C'était insupportable, ce ton empathique et condescendant utilisé pour le bourrer de conseils. Il ne voulait pas se reposer, il n'avait pas besoin de repos. Ce n'était pas un effet secondaire d'une trop longue période passée à l'Institut – Ou était-ce cela ?

Sebastian détourna les yeux de Ciel alors que la graine du doute que ce dernier avait semé commençait à germer.

Il était le seul à se souvenir de Finny. Puisqu'il était le seul à dire que Finny était réel alors qu'une dizaine de personnes disaient le contraire, il était dans le tort, c'était logique. Après tout, il n'y avait rien de plausible expliquant pourquoi tout le monde, sauf lui, avait soudainement oublié l'existence d'une personne. C'était tout bonnement impossible qu'une personne disparaisse, et cela, sans laisser de traces. Peut-être que Ciel avait raison. Peut-être qu'il était dans le faux, peut-être que St. Victoria avait réellement une influence sur sa raison. Bon sang, la majorité du personnel était dérangée. Peut-être que lorsque qu'ils avaient eu leur travail, ils étaient différents-

Un bout de papier jaune clair attira son attention et ses pensées furent chamboulées.

- Qu'est-ce que c'est ? Demanda Ciel alors que Sebastian accouru à côté de lui pour ramasser quelque chose sur le sol à côté de son bureau.

«OH NON ELLE DECOVRE QU'ELLE EST PAS VRAIMENT LA FILLE DE GABY !»
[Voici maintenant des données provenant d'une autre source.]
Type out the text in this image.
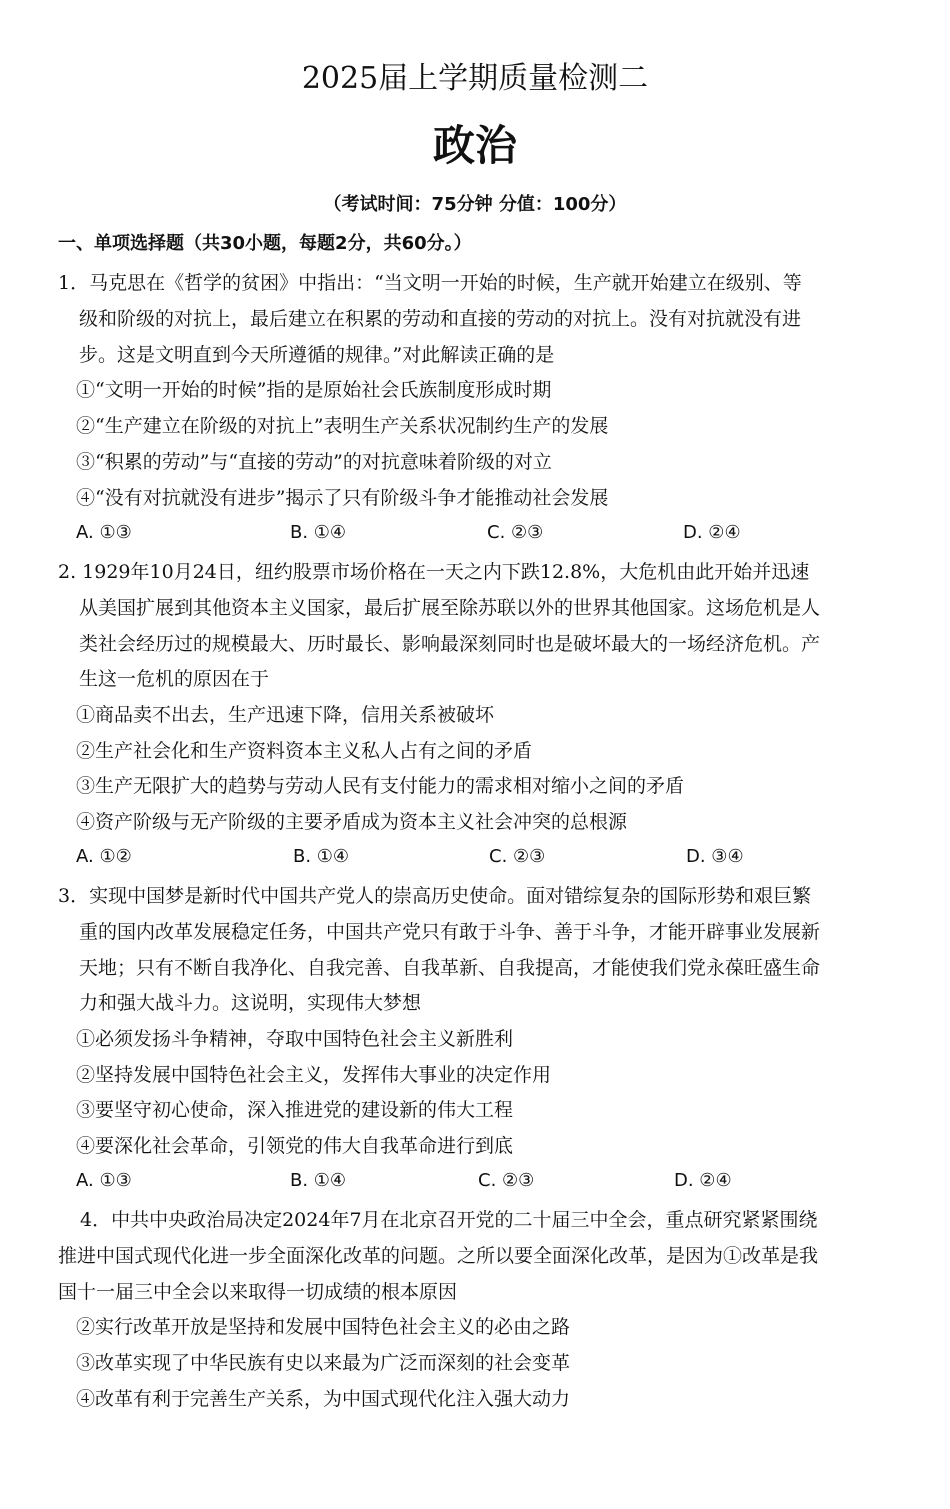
2025届上学期质量检测二
政治
（考试时间：75分钟 分值：100分）
一、单项选择题（共30小题，每题2分，共60分。）
1．马克思在《哲学的贫困》中指出：“当文明一开始的时候，生产就开始建立在级别、等
级和阶级的对抗上，最后建立在积累的劳动和直接的劳动的对抗上。没有对抗就没有进
步。这是文明直到今天所遵循的规律。”对此解读正确的是
①“文明一开始的时候”指的是原始社会氏族制度形成时期
②“生产建立在阶级的对抗上”表明生产关系状况制约生产的发展
③“积累的劳动”与“直接的劳动”的对抗意味着阶级的对立
④“没有对抗就没有进步”揭示了只有阶级斗争才能推动社会发展
A. ①③	B. ①④	C. ②③	D. ②④
2. 1929年10月24日，纽约股票市场价格在一天之内下跌12.8%，大危机由此开始并迅速
从美国扩展到其他资本主义国家，最后扩展至除苏联以外的世界其他国家。这场危机是人
类社会经历过的规模最大、历时最长、影响最深刻同时也是破坏最大的一场经济危机。产
生这一危机的原因在于
①商品卖不出去，生产迅速下降，信用关系被破坏
②生产社会化和生产资料资本主义私人占有之间的矛盾
③生产无限扩大的趋势与劳动人民有支付能力的需求相对缩小之间的矛盾
④资产阶级与无产阶级的主要矛盾成为资本主义社会冲突的总根源
A. ①②	B. ①④	C. ②③	D. ③④
3．实现中国梦是新时代中国共产党人的崇高历史使命。面对错综复杂的国际形势和艰巨繁
重的国内改革发展稳定任务，中国共产党只有敢于斗争、善于斗争，才能开辟事业发展新
天地；只有不断自我净化、自我完善、自我革新、自我提高，才能使我们党永葆旺盛生命
力和强大战斗力。这说明，实现伟大梦想
①必须发扬斗争精神，夺取中国特色社会主义新胜利
②坚持发展中国特色社会主义，发挥伟大事业的决定作用
③要坚守初心使命，深入推进党的建设新的伟大工程
④要深化社会革命，引领党的伟大自我革命进行到底
A. ①③	B. ①④	C. ②③	D. ②④
4．中共中央政治局决定2024年7月在北京召开党的二十届三中全会，重点研究紧紧围绕
推进中国式现代化进一步全面深化改革的问题。之所以要全面深化改革，是因为①改革是我
国十一届三中全会以来取得一切成绩的根本原因
②实行改革开放是坚持和发展中国特色社会主义的必由之路
③改革实现了中华民族有史以来最为广泛而深刻的社会变革
④改革有利于完善生产关系，为中国式现代化注入强大动力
Il ne pouvait pas y avoir d'erreur les fautes d'orthographe, l'utilisation excessive d'exclamation, les gribouillis autour des mots. C'était l'écriture de Finny, le mot qu'il lui avait demandé de donner à Ciel juste avant de disparaître.

- Ça vient de Finny. Lis-le, lui ordonna presque Sebastian, brandissant la petite note jaune au visage de Ciel.

Cette fois ci, Ciel lui rigola vraiment au visage.

- Eh bien, je dois bien t'accorder cela. Tu te dévoues vraiment à ta petite crise de folie. Aller jusqu'à mettre des 'preuves' dans ma chambre.

- Lis-le.

Le ricanement de Ciel s'arrêta en l'entendant grogner, et l'irritation de tout à l'heure revint.

- Je n'aime pas ce ton, Sebastian. Demande-moi poliment ou je ne ferais rien.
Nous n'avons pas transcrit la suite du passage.